De chauffeur van Houtwarenfabriek Kok N.V. Freddy van der Velde met bijrijder Douwe van Huis voor de jeep met opbouw op de Brink in Roden. Met een hieraan gekoppelde aanhangwagen werden de rantsoenen aan huis bezorgd en gingen de gereedstaande wasknijpers retour. 
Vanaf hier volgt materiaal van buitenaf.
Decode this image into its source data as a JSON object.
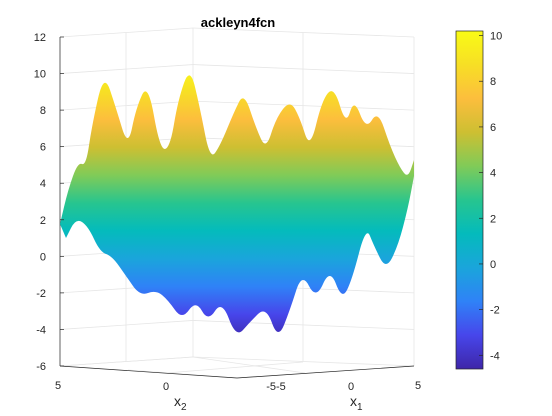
{
  "chart_data": {
    "type": "surface",
    "title": "ackleyn4fcn",
    "xlabel": "x",
    "xlabel_sub": "1",
    "ylabel": "x",
    "ylabel_sub": "2",
    "zlim": [
      -6,
      12
    ],
    "zticks": [
      "-6",
      "-4",
      "-2",
      "0",
      "2",
      "4",
      "6",
      "8",
      "10",
      "12"
    ],
    "x1_ticks": [
      "-5",
      "0",
      "5"
    ],
    "x2_ticks": [
      "5",
      "0",
      "-5"
    ],
    "colorbar": {
      "range": [
        -4.6,
        10.2
      ],
      "ticks": [
        "-4",
        "-2",
        "0",
        "2",
        "4",
        "6",
        "8",
        "10"
      ]
    },
    "colormap": [
      "#3e26a8",
      "#4746eb",
      "#2f82f7",
      "#1aa5db",
      "#04bbbc",
      "#27c58f",
      "#80cb58",
      "#cdbf32",
      "#fcbe3d",
      "#f7df25",
      "#f9fb15"
    ],
    "grid": true
  }
}
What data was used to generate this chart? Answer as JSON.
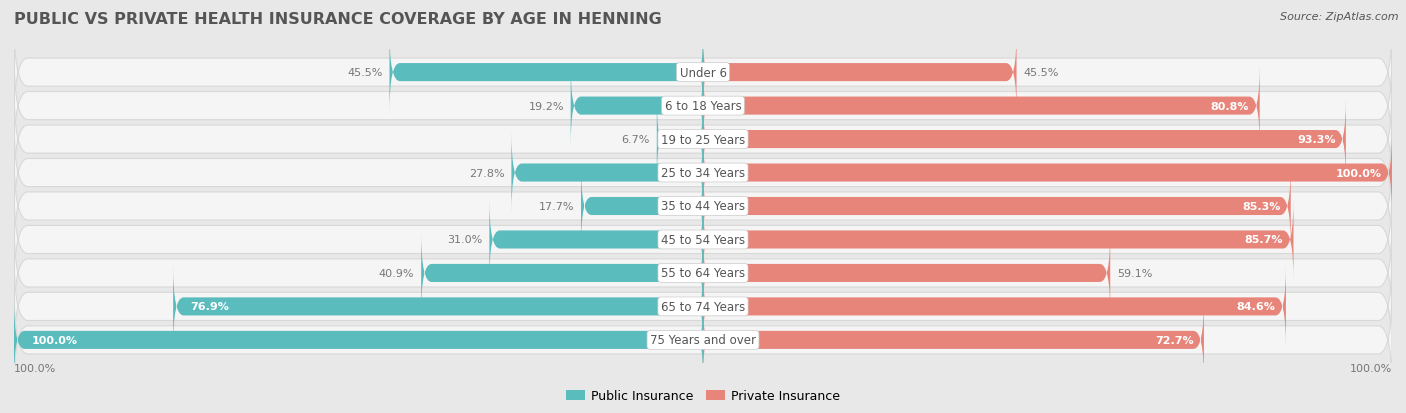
{
  "title": "PUBLIC VS PRIVATE HEALTH INSURANCE COVERAGE BY AGE IN HENNING",
  "source": "Source: ZipAtlas.com",
  "categories": [
    "Under 6",
    "6 to 18 Years",
    "19 to 25 Years",
    "25 to 34 Years",
    "35 to 44 Years",
    "45 to 54 Years",
    "55 to 64 Years",
    "65 to 74 Years",
    "75 Years and over"
  ],
  "public": [
    45.5,
    19.2,
    6.7,
    27.8,
    17.7,
    31.0,
    40.9,
    76.9,
    100.0
  ],
  "private": [
    45.5,
    80.8,
    93.3,
    100.0,
    85.3,
    85.7,
    59.1,
    84.6,
    72.7
  ],
  "public_color": "#5bbcbd",
  "private_color": "#e8857a",
  "fig_bg_color": "#e8e8e8",
  "row_bg_color": "#f5f5f5",
  "row_border_color": "#d8d8d8",
  "title_color": "#555555",
  "label_color": "#555555",
  "value_color_inside": "#ffffff",
  "value_color_outside": "#777777",
  "title_fontsize": 11.5,
  "label_fontsize": 8.5,
  "value_fontsize": 8,
  "source_fontsize": 8,
  "legend_fontsize": 9,
  "inside_threshold_pub": 50,
  "inside_threshold_priv": 60
}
In het begin van de jaren vijftig van de vorige eeuw werd in veel huishoudens in het Noordenveld en Westerkwartier houten wasknijpers gemaakt. Deze vorm van huisindustrie bood de mogelijkheid om de vaak geringe financiële middelen in die tijd aan te vullen met wat extra inkomen. Hiervoor werd iedereen binnen het gezin ingeschakeld, inclusief de kinderen. Menig inwoner zal zich dit ‘knippermaoken’ nog wel herinneren. De man die hiervoor verantwoordelijk was, was H. Kok directeur en eigenaar van N.V. Houtwarenfabriek Kok uit Nietap. In die tijd beter bekend als ‘Knipper Kok’ of ‘Knieper Kok’ zoals hij in het Westerkwartier werd genoemd.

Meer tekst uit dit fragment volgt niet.